Less evidence for the alternative reading ‘God’ The variant MONOGENES THEOS, God adopted by some of the modern versions is not so well attested, the authorities being papyrus 66, the uncials Aleph, B, C*, L, some of the Coptic, Syriac and Ethiopic versions, and some quotations by Theodotus, Va1en-tinians, Ptolemy, Diatessaron, Heracleon, Irenaeus, Clement of Alexandria, Origen, Hilary, Basil, Apostolic Constitutions, Didymus, Gregory Nyssa, Jerome, Cyril of Alexandria, Epiphanius, Arius, and Synesius. Papyrus 66 introduces a sixth sub-division of the ancient evidence, the papyrus fragments surviving from the 2nd-7th centuries.

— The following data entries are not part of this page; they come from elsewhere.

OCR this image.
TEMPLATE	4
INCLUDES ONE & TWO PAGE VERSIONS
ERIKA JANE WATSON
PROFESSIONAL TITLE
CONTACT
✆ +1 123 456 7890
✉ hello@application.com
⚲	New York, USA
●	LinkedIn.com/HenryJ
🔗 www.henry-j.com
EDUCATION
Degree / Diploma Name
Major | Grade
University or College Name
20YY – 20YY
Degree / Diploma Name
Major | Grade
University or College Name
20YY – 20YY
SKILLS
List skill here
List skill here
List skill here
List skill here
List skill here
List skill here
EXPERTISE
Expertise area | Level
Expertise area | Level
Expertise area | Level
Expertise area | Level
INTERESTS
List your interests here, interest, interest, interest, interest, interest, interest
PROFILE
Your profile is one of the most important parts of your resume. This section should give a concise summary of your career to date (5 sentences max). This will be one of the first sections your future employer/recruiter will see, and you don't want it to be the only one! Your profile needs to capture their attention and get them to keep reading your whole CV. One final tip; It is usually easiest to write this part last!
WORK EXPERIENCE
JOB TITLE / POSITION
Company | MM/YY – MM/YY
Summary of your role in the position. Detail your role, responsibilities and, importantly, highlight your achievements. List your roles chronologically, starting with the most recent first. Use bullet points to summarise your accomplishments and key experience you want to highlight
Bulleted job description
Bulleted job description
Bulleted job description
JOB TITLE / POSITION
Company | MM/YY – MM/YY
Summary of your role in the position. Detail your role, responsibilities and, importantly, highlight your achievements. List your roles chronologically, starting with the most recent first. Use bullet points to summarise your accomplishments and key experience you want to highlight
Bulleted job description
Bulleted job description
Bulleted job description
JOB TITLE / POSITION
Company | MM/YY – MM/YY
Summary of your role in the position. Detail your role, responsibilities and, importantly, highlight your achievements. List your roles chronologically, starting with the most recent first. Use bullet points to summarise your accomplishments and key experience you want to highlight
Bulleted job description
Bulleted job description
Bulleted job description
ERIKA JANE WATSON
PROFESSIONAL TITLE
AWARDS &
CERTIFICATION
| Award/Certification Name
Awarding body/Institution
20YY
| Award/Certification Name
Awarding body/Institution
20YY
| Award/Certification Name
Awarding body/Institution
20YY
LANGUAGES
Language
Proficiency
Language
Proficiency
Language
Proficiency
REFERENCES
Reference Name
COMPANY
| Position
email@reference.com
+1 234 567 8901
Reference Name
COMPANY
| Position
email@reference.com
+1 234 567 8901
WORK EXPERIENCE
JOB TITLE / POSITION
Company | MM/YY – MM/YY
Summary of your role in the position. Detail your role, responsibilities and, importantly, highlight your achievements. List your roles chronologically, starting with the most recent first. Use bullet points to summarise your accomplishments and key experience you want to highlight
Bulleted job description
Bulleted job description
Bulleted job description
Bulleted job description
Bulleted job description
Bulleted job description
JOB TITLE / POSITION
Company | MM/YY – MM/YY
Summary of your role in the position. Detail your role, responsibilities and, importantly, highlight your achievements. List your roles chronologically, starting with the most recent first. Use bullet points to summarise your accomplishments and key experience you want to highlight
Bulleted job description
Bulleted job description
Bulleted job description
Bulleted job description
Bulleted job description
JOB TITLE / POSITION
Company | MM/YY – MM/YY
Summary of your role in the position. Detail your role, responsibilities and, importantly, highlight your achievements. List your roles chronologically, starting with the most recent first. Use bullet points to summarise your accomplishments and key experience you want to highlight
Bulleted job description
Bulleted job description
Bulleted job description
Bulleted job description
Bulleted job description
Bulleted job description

The antiquity of some of these fragments is no guarantee of their reliability. Most of them were made and preserved in Egypt and exhibit the same deficiencies as those which characterise later copies originating and circulating in that part of the world. In many instances the variants of Papyrus 66 are rejected by modern editors and translators, but are regarded as respectable if they agree with Codex Vaticanus. It is a mistake to suggest that ‘only-begotten God’ renders more honour to Christ than ‘only-begotten Son’, for the innovation can be used to support the dangerous error that Christ’s Godhead was inferior to that of the Father, that His Godhead was not eternal and essential, but subordinate and derived. It was no doubt for this reason that Arius adopted the incorrect reading because it was more favourable to his heretical view of the Person of the Son of God. For the same reason Jehovah’s Witnesses approve this reading. The true reading relates ‘only-begotten’ to His Sonship, not to His Deity, and is truly and accurately rendered in the Authorised Version, with the support of the overwhelming mass of the ancient documentary evidence.